Universal health coverage and ethical issues in the management of burns in developing countries: Who bells the cat?
Date of Publication: March 18, 2020
Burns are a major public health issue across the globe with approximately 70 per cent occurring in low- and middle-income countries (LMICs). According to the World Health Organization, the injury accounts for an estimated 180 000 deaths yearly with the majority of these occurring in LMICs. Besides for every death from burns, a far greater proportion of burn survivors are left with permanent disabilities which may be compounded by poverty. In addition to dealing with the escalating infectious diseases, maternal and child health conditions and non-communicable diseases, LMICs have a huge burden of conditions requiring surgical interventions. These competing issues have further limited the burn care capacity of LMIC. Consequently, advanced care strategies such as tissue engineering, skin substitutes and scar management approaches may not be in the list of priority health interventions in LMICs.
As the availability of resources directly impact outcome and survival, the mismatch between the existing burden of burns and resources have adverse implications for universal health coverage (UHC) which could become a mirage for burns sufferers. Additionally, there are ethical issues of varying nature.

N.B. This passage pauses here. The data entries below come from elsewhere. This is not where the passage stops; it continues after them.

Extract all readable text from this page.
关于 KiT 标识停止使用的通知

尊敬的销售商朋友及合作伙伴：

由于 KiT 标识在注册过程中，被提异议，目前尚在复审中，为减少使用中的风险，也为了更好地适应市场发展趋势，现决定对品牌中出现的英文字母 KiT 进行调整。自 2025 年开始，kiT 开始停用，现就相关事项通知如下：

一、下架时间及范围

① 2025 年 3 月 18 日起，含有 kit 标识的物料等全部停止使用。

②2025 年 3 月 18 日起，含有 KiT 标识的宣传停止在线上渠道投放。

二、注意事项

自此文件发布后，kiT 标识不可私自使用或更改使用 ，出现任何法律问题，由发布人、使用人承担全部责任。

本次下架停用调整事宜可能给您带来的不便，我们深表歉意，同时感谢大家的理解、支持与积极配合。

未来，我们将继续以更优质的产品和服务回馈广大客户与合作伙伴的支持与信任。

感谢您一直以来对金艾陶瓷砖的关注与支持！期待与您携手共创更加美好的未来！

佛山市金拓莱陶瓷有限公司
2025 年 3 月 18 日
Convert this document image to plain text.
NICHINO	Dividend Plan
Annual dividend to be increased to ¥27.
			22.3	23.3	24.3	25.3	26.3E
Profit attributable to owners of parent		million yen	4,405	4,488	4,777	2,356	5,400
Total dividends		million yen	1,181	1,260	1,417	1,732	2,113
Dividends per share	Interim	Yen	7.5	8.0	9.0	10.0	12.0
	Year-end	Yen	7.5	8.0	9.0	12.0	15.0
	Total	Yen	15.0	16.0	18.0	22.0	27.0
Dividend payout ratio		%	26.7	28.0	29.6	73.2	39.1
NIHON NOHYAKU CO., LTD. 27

Robust preventive measures are either limited or non-existent in LMICs. Burn care is expensive and the occurrence of mass burn casualties usually accentuates the burden on healthcare systems in LMICs. Even more difficult to measure are the indirect costs for those who suffer burns, their caregivers and society. Injured persons at the pre-hospital phase are most likely to encounter untrained personnel who may apply various household agents such as egg, mud, sugar and toothpaste to the burn wound which could adversely affect clinical outcomes. Acute burn surgeries such as debridement, skin grafting, and contracture release may be delayed due to issues such as inadequate skin substitutes and shortage of skilled personnel. To ensure the progressive realization of UHC by its true definition, LMICs must also include burns in their essential health services packages.
Owing to the above-mentioned challenges, admission of a burn patient to an intensive care unit in some settings is primarily based on the likelihood of survival. Thus, burn patients with poor prognosis may not have access to some forms of critical care in order to make the space available for another patient with likely better outcomes. For patients who are unable to survive the injury, the end of life phase becomes another critical phase as palliative care has not been fully streamlined in the burn management process. Patients deemed survivable may not have access to rehabilitation services and as such, quality of life may be adversely affected in the long-term. Thus, irrespective of the path taken by the burn patient, concerns regarding ‘who gets access to what’ may persist.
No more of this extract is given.